Il ricorrente aveva in effetti svolto con il ricorso d’appello specifica censura (subordinata) al riguardo; del che da conto la stessa sentenza impugnata nella parte espositiva, non pronunciandosi tuttavia in proposito.
Il motivo all’esame appare quindi fondato e comporta l’assorbimento del quinto, con il quale la stessa questione viene riproposta sotto il profilo del vizio di motivazione.
Resta altresì assorbita la deduzione del ricorrente – sollevata con la memoria illustrativa e inerente ai merito della questione – circa l’avvenuta formazione sul punto del giudicato esterno in analoga controversia fra le stesse parti relativa ad un diverso ambito temporale.
3. Con il quarto motivo il ricorrente denuncia vizio di motivazione in ordine alla ritenuta inapplicabilità alla fattispecie, ratione temporis, dell’Accordo integrativo regionale della Medicina Generale pubblicato sul Bollettino Ufficiale delle Regione Campania n. 32 del 21.7.2003. La mancata formulazione del momento di sintesi, ai sensi dell’art. 366 bis c.p.c., comporta tuttavia l’inammissibilità del motivo. Per completezza di motivazione deve peraltro rilevarsi che, mentre gli accordi collettivi nazionali per l’uniforme trattamento economico e normativo, nell’intero territorio nazionale, del personale sanitario a rapporto convenzionale, stipulati ai sensi della L. 23 dicembre 1978, n. 833, art. 48 (istitutiva del Servizio sanitario nazionale) tra il Governo, le Regioni, l’Associazione Nazionale dei Comuni italiani (ANCI) e le organizzazioni nazionali maggiormente rappresentative in campo nazionale di ciascuna categoria, essendo approvati nella forma del decreto presidenziale, costituiscono atti di valore regolamentare e, come tali, sono censurabili in cassazione per violazione di legge, non altrettanto può dirsi per gli accordi integrativi regionali in materia sanitaria (e, quindi, anche per l’Accordo integrativo regionale della Medicina Generale pubblicato sul Bollettino Ufficiale delle Regione Campania n. 32 del 21.7.2003), non sussistendo, in relazione a questi ultimi, i presupposti normativi che consentano l’esame diretto da parte della Corte di Cassazione (cfr., Cass., n. 1826/2009, cit.).

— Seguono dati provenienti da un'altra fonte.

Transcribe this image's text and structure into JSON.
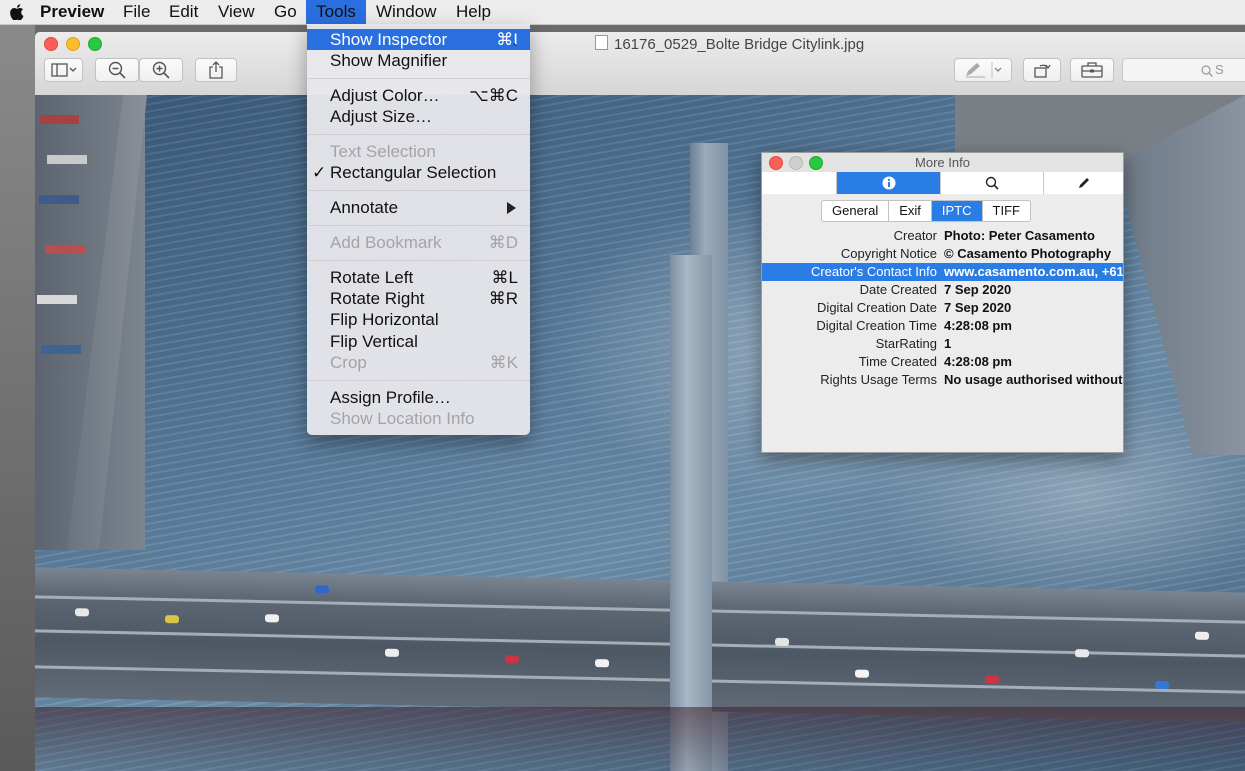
{
  "menubar": {
    "app": "Preview",
    "items": [
      "File",
      "Edit",
      "View",
      "Go",
      "Tools",
      "Window",
      "Help"
    ]
  },
  "window": {
    "title": "16176_0529_Bolte Bridge Citylink.jpg",
    "search_placeholder": "S"
  },
  "tools_menu": {
    "items": [
      {
        "label": "Show Inspector",
        "shortcut": "⌘I",
        "state": "highlighted"
      },
      {
        "label": "Show Magnifier",
        "shortcut": "`",
        "state": "enabled"
      },
      {
        "label": "Adjust Color…",
        "shortcut": "⌥⌘C",
        "state": "enabled"
      },
      {
        "label": "Adjust Size…",
        "shortcut": "",
        "state": "enabled"
      },
      {
        "label": "Text Selection",
        "shortcut": "",
        "state": "disabled"
      },
      {
        "label": "Rectangular Selection",
        "shortcut": "",
        "state": "checked"
      },
      {
        "label": "Annotate",
        "shortcut": "",
        "state": "submenu"
      },
      {
        "label": "Add Bookmark",
        "shortcut": "⌘D",
        "state": "disabled"
      },
      {
        "label": "Rotate Left",
        "shortcut": "⌘L",
        "state": "enabled"
      },
      {
        "label": "Rotate Right",
        "shortcut": "⌘R",
        "state": "enabled"
      },
      {
        "label": "Flip Horizontal",
        "shortcut": "",
        "state": "enabled"
      },
      {
        "label": "Flip Vertical",
        "shortcut": "",
        "state": "enabled"
      },
      {
        "label": "Crop",
        "shortcut": "⌘K",
        "state": "disabled"
      },
      {
        "label": "Assign Profile…",
        "shortcut": "",
        "state": "enabled"
      },
      {
        "label": "Show Location Info",
        "shortcut": "",
        "state": "disabled"
      }
    ],
    "checkmark": "✓"
  },
  "more_info": {
    "title": "More Info",
    "segments": [
      "info-icon",
      "search-icon",
      "pencil-icon"
    ],
    "tabs": [
      "General",
      "Exif",
      "IPTC",
      "TIFF"
    ],
    "active_tab": "IPTC",
    "rows": [
      {
        "key": "Creator",
        "value": "Photo: Peter Casamento"
      },
      {
        "key": "Copyright Notice",
        "value": "© Casamento Photography"
      },
      {
        "key": "Creator's Contact Info",
        "value": "www.casamento.com.au, +61"
      },
      {
        "key": "Date Created",
        "value": "7 Sep 2020"
      },
      {
        "key": "Digital Creation Date",
        "value": "7 Sep 2020"
      },
      {
        "key": "Digital Creation Time",
        "value": "4:28:08 pm"
      },
      {
        "key": "StarRating",
        "value": "1"
      },
      {
        "key": "Time Created",
        "value": "4:28:08 pm"
      },
      {
        "key": "Rights Usage Terms",
        "value": "No usage authorised without"
      }
    ],
    "selected_row": "Creator's Contact Info"
  },
  "colors": {
    "accent": "#2a6fe0",
    "close": "#fc5f57",
    "minimize": "#fdbc2e",
    "zoom": "#28c840"
  }
}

Pertanto, non potendo questa Corte procedere all’esame diretto dell’accordo, il ricorrente avrebbe dovuto svolgere la censura all’esame indicando i criteri ermeneutici in tesi violati e spiegando le ragioni per le quali la Corte territoriale se ne sarebbe discostata; del che, nello svolgimento del motivo, non è riscontro.
4. In forza delle considerazione che precedono solo il terzo motivo merita accoglimento; la sentenza deve, per l’effetto, essere cassata in relazione al motivo accolto, con rinvio, per nuovo esame, al Giudice indicato in dispositivo, che provvedere altresì sulle spese del giudizio di cassazione.
P.Q.M.
La Corte, preso atto dell’intervenuta rinuncia ai primi due motivi di ricorso, accoglie il terzo, dichiara assorbito il quinto e inammissibile il quarto; cassa la sentenza impugnata in relazione alla censura accolta e rinvia, anche per le spese, alla Corte d’Appello di Napoli.
Così deciso in Roma, il 12 luglio 2012.